Context-dependent regulation of immunoglobulin mutagenesis by p53

• Published in: Molecular immunology Vol. 138; pp. 128 - 136
• Main Authors: Böttcher, Katrin, Braunschmidt, Kerstin, Hirth, Gianna, Schärich, Karsten, Klassert, Tilman E., Stock, Magdalena, Sorgatz, Janine, Fischer-Burkart, Sabine, Ullrich, Steffen, Frankenberger, Samantha, Kritsch, Daniel, Kosan, Christian, Küppers, Ralf, Strobl, Lothar J., Slevogt, Hortense, Zimber-Strobl, Ursula, Jungnickel, Berit
• Format: Journal Article
• Language: English
• Published: Elsevier Ltd 01.10.2021
• Subjects: antibodies; Class switch recombination; DNA damage; DNA repair; genetic instability; Germinal center; humans; immunoglobulins; lymphoma; Lymphomagenesis; mutagenesis; p53; Somatic hypermutation; stress response; Translesion synthesis; Somatic hypermutation; Class switch recombination; Lymphomagenesis; Translesion synthesis; Germinal center; p53
• ISSN: 0161-5890; 1872-9142; 1872-9142
• DOI: 10.1016/j.molimm.2021.08.005

•p53 affects somatic hypermutation by action in non-B cells.•p53 defects in germinal center B cells do not affect variable region hypermutation.•p53 defects during class switch recombinatoin alter the mutagenesis pattern.•p53 defects in lymphoma cells lead to increased somatic hypermutation. p53 plays a major role in genome maintenance.
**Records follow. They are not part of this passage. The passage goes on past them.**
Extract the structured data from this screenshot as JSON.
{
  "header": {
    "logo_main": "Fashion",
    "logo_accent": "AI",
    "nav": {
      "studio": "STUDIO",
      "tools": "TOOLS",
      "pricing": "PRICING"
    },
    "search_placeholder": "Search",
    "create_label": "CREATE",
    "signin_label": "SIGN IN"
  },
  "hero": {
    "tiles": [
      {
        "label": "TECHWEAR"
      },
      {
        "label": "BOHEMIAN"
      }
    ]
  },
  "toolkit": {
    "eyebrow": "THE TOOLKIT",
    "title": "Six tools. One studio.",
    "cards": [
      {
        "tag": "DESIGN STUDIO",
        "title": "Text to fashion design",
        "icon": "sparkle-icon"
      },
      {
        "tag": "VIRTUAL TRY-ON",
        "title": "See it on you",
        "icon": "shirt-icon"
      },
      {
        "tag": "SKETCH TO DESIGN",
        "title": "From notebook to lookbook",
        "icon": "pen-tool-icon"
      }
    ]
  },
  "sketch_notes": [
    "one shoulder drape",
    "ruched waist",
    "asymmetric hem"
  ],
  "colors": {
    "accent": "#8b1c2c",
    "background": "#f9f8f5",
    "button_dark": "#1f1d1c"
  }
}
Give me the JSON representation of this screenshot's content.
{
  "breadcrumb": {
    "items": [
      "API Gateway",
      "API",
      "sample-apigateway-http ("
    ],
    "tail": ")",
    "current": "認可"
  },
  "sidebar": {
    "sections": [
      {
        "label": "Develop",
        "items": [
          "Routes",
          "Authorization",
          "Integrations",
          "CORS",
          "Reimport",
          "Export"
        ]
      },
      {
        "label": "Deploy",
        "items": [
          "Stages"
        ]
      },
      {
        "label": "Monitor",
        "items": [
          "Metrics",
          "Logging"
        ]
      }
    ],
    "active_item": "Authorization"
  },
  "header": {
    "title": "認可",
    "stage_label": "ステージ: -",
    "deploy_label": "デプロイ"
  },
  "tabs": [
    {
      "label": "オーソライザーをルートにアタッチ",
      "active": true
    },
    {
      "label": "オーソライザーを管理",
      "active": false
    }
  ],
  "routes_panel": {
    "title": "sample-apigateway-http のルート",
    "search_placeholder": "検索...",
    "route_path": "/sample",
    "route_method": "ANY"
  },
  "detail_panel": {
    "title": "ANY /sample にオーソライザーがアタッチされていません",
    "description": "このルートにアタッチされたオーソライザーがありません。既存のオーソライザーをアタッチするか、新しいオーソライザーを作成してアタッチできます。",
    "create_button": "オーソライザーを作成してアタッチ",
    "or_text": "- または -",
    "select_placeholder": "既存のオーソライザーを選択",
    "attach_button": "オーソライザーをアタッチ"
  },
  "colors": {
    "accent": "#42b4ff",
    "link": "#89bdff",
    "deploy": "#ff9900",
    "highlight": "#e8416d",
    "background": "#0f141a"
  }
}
In addition to multiple p53 functions in the control of DNA repair, a regulation of DNA damage bypass via translesion synthesis has been implied in vitro. Somatic hypermutation of immunoglobulin genes for affinity maturation of antibody responses is based on aberrant translesion polymerase action and must be subject to stringent control to prevent genetic alterations and lymphomagenesis. When studying the role of p53 in somatic hypermutation in vivo, we found altered translesion polymerase-mediated A:T mutagenesis in mice lacking p53 in all organs, but notably not in mice with B cell-specific p53 inactivation, implying that p53 functions in non-B cells may alter mutagenesis in B cells. During class switch recombination, when p53 prevents formation of chromosomal translocations, we in addition detected a B cell-intrinsic role for p53 in altering G:C and A:T mutagenesis. Thus, p53 regulates translesion polymerase activity and shows differential activity during somatic hypermutation versus class switch recombination in vivo. Finally, p53 inhibition leads to increased somatic hypermutation in human B lymphoma cells. We conclude that loss of p53 function may promote genetic instability via multiple routes during antibody diversification in vivo.